Dáil debates

Thursday, 31 January 2013

Topical Issue Debate

Forestry Sector

4:20 pm

Photo of Richard Boyd BarrettRichard Boyd Barrett (Dún Laoghaire, People Before Profit Alliance) | Oireachtas source

The plan to sell off the harvesting rights of 1.2 million acres of State forestry, the people's forests, to pay off the debts of bankers is an act of national sabotage and betrayal. Public ownership of the forests and the trees that stand on them is the birthright of Irish citizens.

I do not know if the word "treason" has its roots in the word "trees" but to sell off the State forestry is an act of treason. What the Minister is planning to do has been done by no other country in Europe. Only one country, Sweden, sold off some of its state forestry but a few years later quickly took it back into 100% public ownership. When it was proposed they would sell off the state forests in Cameron's Britain there was a public outcry and following widespread public consultation the plans were abandoned.

There has been no public consultation here. That is not surprising because if there was a public consultation with the stakeholders and the people who care about our forests they would tell the Minister that privatisation puts at risk thousands of jobs, both direct and indirect, in the forestry sector, that all the valuations done so far for the State forestry lands are gross undervaluations, which suggest we will be selling off the harvesting rights for approximately €500 or less per acre when agricultural land here sells for approximately €2,000 or €3,000 per acre, and that even under Coillte forest assets are being sold to prop up the hole in the pension fund. How much more of our national forests assets will we see stripped if private for profit and commercial interests take over the State forestry?

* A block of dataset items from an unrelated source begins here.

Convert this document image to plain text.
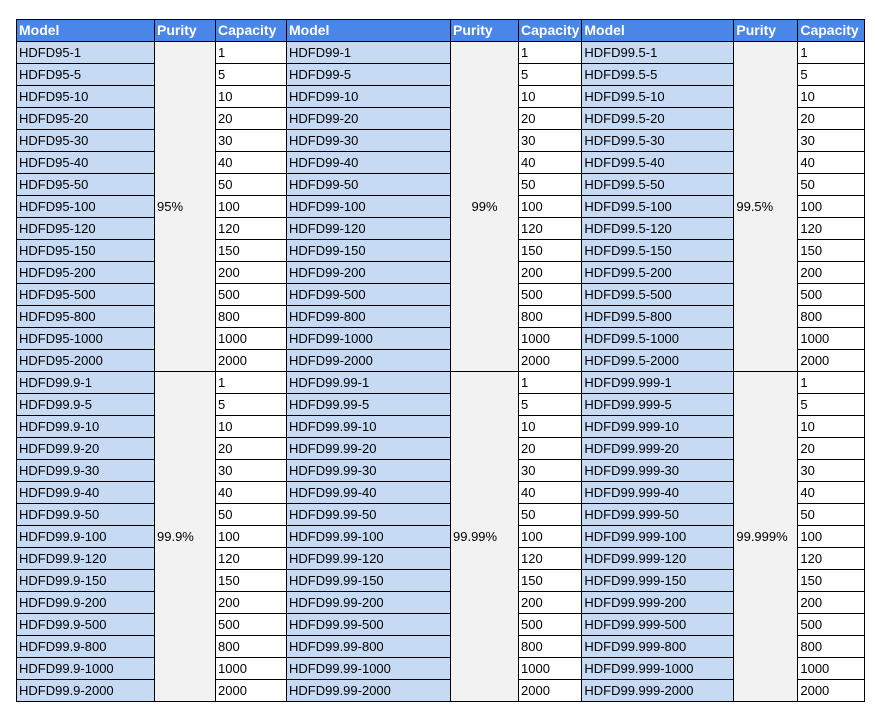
Model	Purity	Capacity	Model	Purity	Capacity	Model	Purity	Capacity
HDFD95-1	95%	1	HDFD99-1	99%	1	HDFD99.5-1	99.5%	1
HDFD95-5		5	HDFD99-5		5	HDFD99.5-5		5
HDFD95-10		10	HDFD99-10		10	HDFD99.5-10		10
HDFD95-20		20	HDFD99-20		20	HDFD99.5-20		20
HDFD95-30		30	HDFD99-30		30	HDFD99.5-30		30
HDFD95-40		40	HDFD99-40		40	HDFD99.5-40		40
HDFD95-50		50	HDFD99-50		50	HDFD99.5-50		50
HDFD95-100		100	HDFD99-100		100	HDFD99.5-100		100
HDFD95-120		120	HDFD99-120		120	HDFD99.5-120		120
HDFD95-150		150	HDFD99-150		150	HDFD99.5-150		150
HDFD95-200		200	HDFD99-200		200	HDFD99.5-200		200
HDFD95-500		500	HDFD99-500		500	HDFD99.5-500		500
HDFD95-800		800	HDFD99-800		800	HDFD99.5-800		800
HDFD95-1000		1000	HDFD99-1000		1000	HDFD99.5-1000		1000
HDFD95-2000		2000	HDFD99-2000		2000	HDFD99.5-2000		2000
HDFD99.9-1	99.9%	1	HDFD99.99-1	99.99%	1	HDFD99.999-1	99.999%	1
HDFD99.9-5		5	HDFD99.99-5		5	HDFD99.999-5		5
HDFD99.9-10		10	HDFD99.99-10		10	HDFD99.999-10		10
HDFD99.9-20		20	HDFD99.99-20		20	HDFD99.999-20		20
HDFD99.9-30		30	HDFD99.99-30		30	HDFD99.999-30		30
HDFD99.9-40		40	HDFD99.99-40		40	HDFD99.999-40		40
HDFD99.9-50		50	HDFD99.99-50		50	HDFD99.999-50		50
HDFD99.9-100		100	HDFD99.99-100		100	HDFD99.999-100		100
HDFD99.9-120		120	HDFD99.99-120		120	HDFD99.999-120		120
HDFD99.9-150		150	HDFD99.99-150		150	HDFD99.999-150		150
HDFD99.9-200		200	HDFD99.99-200		200	HDFD99.999-200		200
HDFD99.9-500		500	HDFD99.99-500		500	HDFD99.999-500		500
HDFD99.9-800		800	HDFD99.99-800		800	HDFD99.999-800		800
HDFD99.9-1000		1000	HDFD99.99-1000		1000	HDFD99.999-1000		1000
HDFD99.9-2000		2000	HDFD99.99-2000		2000	HDFD99.999-2000		2000
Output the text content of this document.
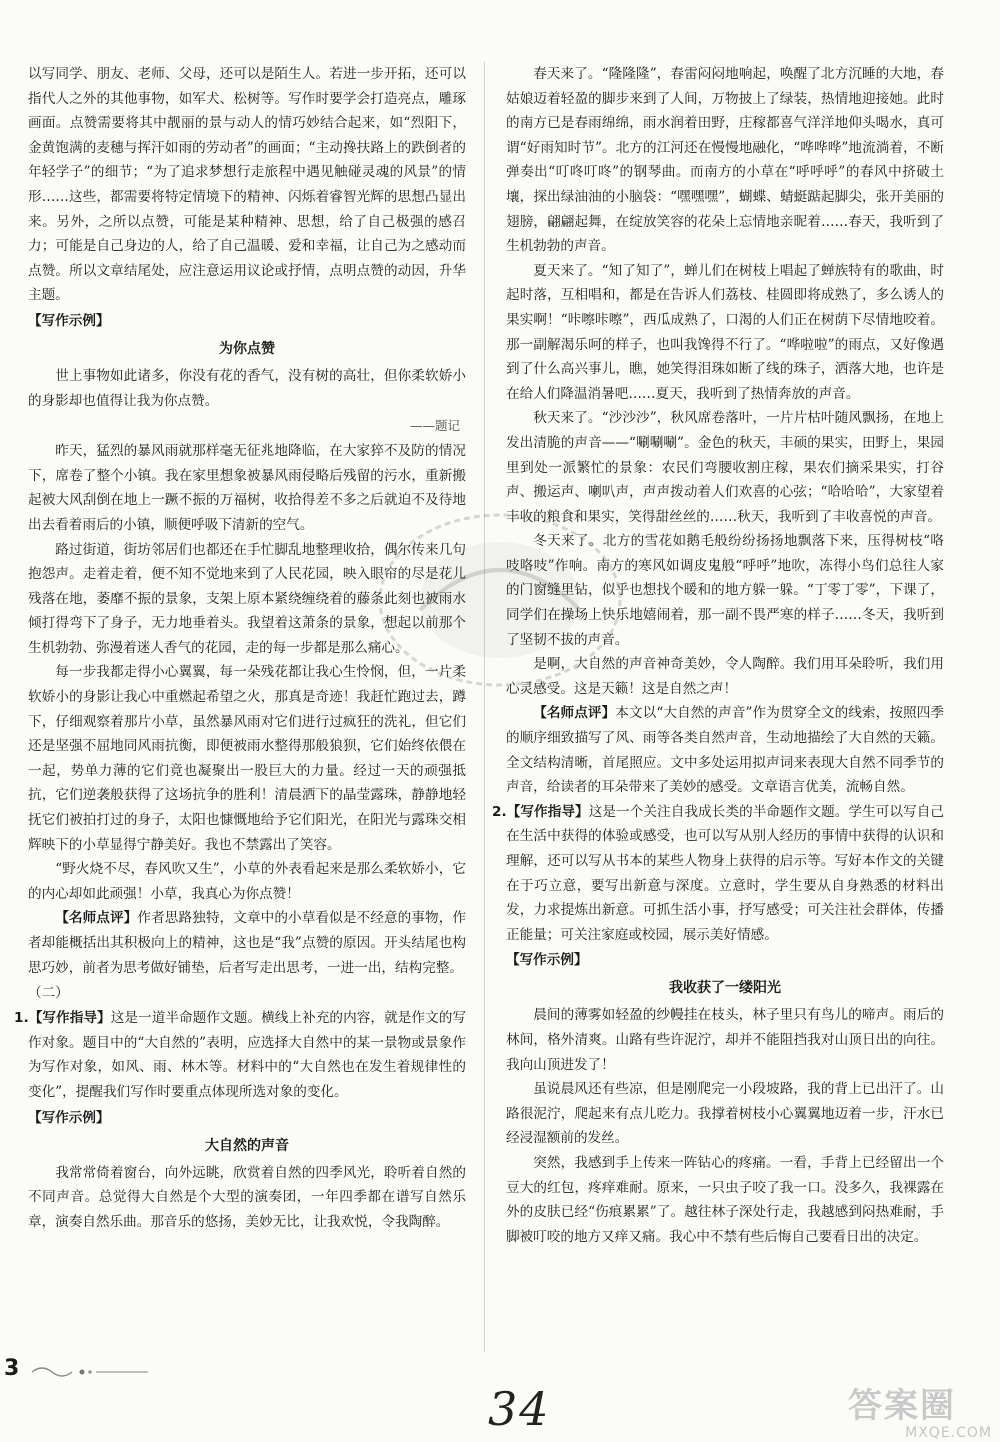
以写同学、朋友、老师、父母，还可以是陌生人。若进一步开拓，还可以指代人之外的其他事物，如军犬、松树等。写作时要学会打造亮点，雕琢画面。点赞需要将其中靓丽的景与动人的情巧妙结合起来，如“烈阳下，金黄饱满的麦穗与挥汗如雨的劳动者”的画面；“主动搀扶路上的跌倒者的年轻学子”的细节；“为了追求梦想行走旅程中遇见触碰灵魂的风景”的情形……这些，都需要将特定情境下的精神、闪烁着睿智光辉的思想凸显出来。另外，之所以点赞，可能是某种精神、思想，给了自己极强的感召力；可能是自己身边的人，给了自己温暖、爱和幸福，让自己为之感动而点赞。所以文章结尾处，应注意运用议论或抒情，点明点赞的动因，升华主题。

【写作示例】
为你点赞

世上事物如此诸多，你没有花的香气，没有树的高壮，但你柔软娇小的身影却也值得让我为你点赞。

——题记

昨天，猛烈的暴风雨就那样毫无征兆地降临，在大家猝不及防的情况下，席卷了整个小镇。我在家里想象被暴风雨侵略后残留的污水，重新搬起被大风刮倒在地上一蹶不振的万福树，收拾得差不多之后就迫不及待地出去看着雨后的小镇，顺便呼吸下清新的空气。

路过街道，街坊邻居们也都还在手忙脚乱地整理收拾，偶尔传来几句抱怨声。走着走着，便不知不觉地来到了人民花园，映入眼帘的尽是花儿残落在地，萎靡不振的景象，支架上原本紧绕缠绕着的藤条此刻也被雨水倾打得弯下了身子，无力地垂着头。我望着这萧条的景象，想起以前那个生机勃勃、弥漫着迷人香气的花园，走的每一步都是那么痛心。

每一步我都走得小心翼翼，每一朵残花都让我心生怜悯，但，一片柔软娇小的身影让我心中重燃起希望之火，那真是奇迹！我赶忙跑过去，蹲下，仔细观察着那片小草，虽然暴风雨对它们进行过疯狂的洗礼，但它们还是坚强不屈地同风雨抗衡，即便被雨水整得那般狼狈，它们始终依偎在一起，势单力薄的它们竟也凝聚出一股巨大的力量。经过一天的顽强抵抗，它们逆袭般获得了这场抗争的胜利！清晨洒下的晶莹露珠，静静地轻抚它们被拍打过的身子，太阳也慷慨地给予它们阳光，在阳光与露珠交相辉映下的小草显得宁静美好。我也不禁露出了笑容。

“野火烧不尽，春风吹又生”，小草的外表看起来是那么柔软娇小，它的内心却如此顽强！小草，我真心为你点赞！

【名师点评】作者思路独特，文章中的小草看似是不经意的事物，作者却能概括出其积极向上的精神，这也是“我”点赞的原因。开头结尾也构思巧妙，前者为思考做好铺垫，后者写走出思考，一进一出，结构完整。

（二）

1.【写作指导】这是一道半命题作文题。横线上补充的内容，就是作文的写作对象。题目中的“大自然的”表明，应选择大自然中的某一景物或景象作为写作对象，如风、雨、林木等。材料中的“大自然也在发生着规律性的变化”，提醒我们写作时要重点体现所选对象的变化。

【写作示例】
大自然的声音

我常常倚着窗台，向外远眺，欣赏着自然的四季风光，聆听着自然的不同声音。总觉得大自然是个大型的演奏团，一年四季都在谱写自然乐章，演奏自然乐曲。那音乐的悠扬，美妙无比，让我欢悦，令我陶醉。

春天来了。“隆隆隆”，春雷闷闷地响起，唤醒了北方沉睡的大地，春姑娘迈着轻盈的脚步来到了人间，万物披上了绿装，热情地迎接她。此时的南方已是春雨绵绵，雨水润着田野，庄稼都喜气洋洋地仰头喝水，真可谓“好雨知时节”。北方的江河还在慢慢地融化，“哗哗哗”地流淌着，不断弹奏出“叮咚叮咚”的钢琴曲。而南方的小草在“呼呼呼”的春风中挤破土壤，探出绿油油的小脑袋：“嘿嘿嘿”，蝴蝶、蜻蜓踮起脚尖，张开美丽的翅膀，翩翩起舞，在绽放笑容的花朵上忘情地亲昵着……春天，我听到了生机勃勃的声音。

夏天来了。“知了知了”，蝉儿们在树枝上唱起了蝉族特有的歌曲，时起时落，互相唱和，都是在告诉人们荔枝、桂圆即将成熟了，多么诱人的果实啊！“咔嚓咔嚓”，西瓜成熟了，口渴的人们正在树荫下尽情地咬着。那一副解渴乐呵的样子，也叫我馋得不行了。“哗啦啦”的雨点，又好像遇到了什么高兴事儿，瞧，她笑得泪珠如断了线的珠子，洒落大地，也许是在给人们降温消暑吧……夏天，我听到了热情奔放的声音。

秋天来了。“沙沙沙”，秋风席卷落叶，一片片枯叶随风飘扬，在地上发出清脆的声音——“唰唰唰”。金色的秋天，丰硕的果实，田野上，果园里到处一派繁忙的景象：农民们弯腰收割庄稼，果农们摘采果实，打谷声、搬运声、喇叭声，声声拨动着人们欢喜的心弦；“哈哈哈”，大家望着丰收的粮食和果实，笑得甜丝丝的……秋天，我听到了丰收喜悦的声音。

冬天来了。北方的雪花如鹅毛般纷纷扬扬地飘落下来，压得树枝“咯吱咯吱”作响。南方的寒风如调皮鬼般“呼呼”地吹，冻得小鸟们总往人家的门窗缝里钻，似乎也想找个暖和的地方躲一躲。“丁零丁零”，下课了，同学们在操场上快乐地嬉闹着，那一副不畏严寒的样子……冬天，我听到了坚韧不拔的声音。

是啊，大自然的声音神奇美妙，令人陶醉。我们用耳朵聆听，我们用心灵感受。这是天籁！这是自然之声！

【名师点评】本文以“大自然的声音”作为贯穿全文的线索，按照四季的顺序细致描写了风、雨等各类自然声音，生动地描绘了大自然的天籁。全文结构清晰，首尾照应。文中多处运用拟声词来表现大自然不同季节的声音，给读者的耳朵带来了美妙的感受。文章语言优美，流畅自然。

2.【写作指导】这是一个关注自我成长类的半命题作文题。学生可以写自己在生活中获得的体验或感受，也可以写从别人经历的事情中获得的认识和理解，还可以写从书本的某些人物身上获得的启示等。写好本作文的关键在于巧立意，要写出新意与深度。立意时，学生要从自身熟悉的材料出发，力求提炼出新意。可抓生活小事，抒写感受；可关注社会群体，传播正能量；可关注家庭或校园，展示美好情感。

【写作示例】
我收获了一缕阳光

晨间的薄雾如轻盈的纱幔挂在枝头，林子里只有鸟儿的啼声。雨后的林间，格外清爽。山路有些许泥泞，却并不能阻挡我对山顶日出的向往。我向山顶进发了！

虽说晨风还有些凉，但是刚爬完一小段坡路，我的背上已出汗了。山路很泥泞，爬起来有点儿吃力。我撑着树枝小心翼翼地迈着一步，汗水已经浸湿额前的发丝。

突然，我感到手上传来一阵钻心的疼痛。一看，手背上已经留出一个豆大的红包，疼痒难耐。原来，一只虫子咬了我一口。没多久，我裸露在外的皮肤已经“伤痕累累”了。越往林子深处行走，我越感到闷热难耐，手脚被叮咬的地方又痒又痛。我心中不禁有些后悔自己要看日出的决定。

3
34	答案圈
MXQE.COM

Consultation would also tell the Minister that because forests take 30 to 40 years to rotate inter-generational stable stewardship is needed of the sort that we cannot have when we are talking about speculators and profiteers running the forests. They will tell him that in New Zealand, where privatisation has taken place, there have been major problems with public access, job losses and outflow of profits from the country.

There is simply no justification to sell our forests, and the Minister should abandon this plan immediately. At the very least he should have a public consultation where the facts of Irish forestry and what the impact of its sale would mean for this country could be discussed.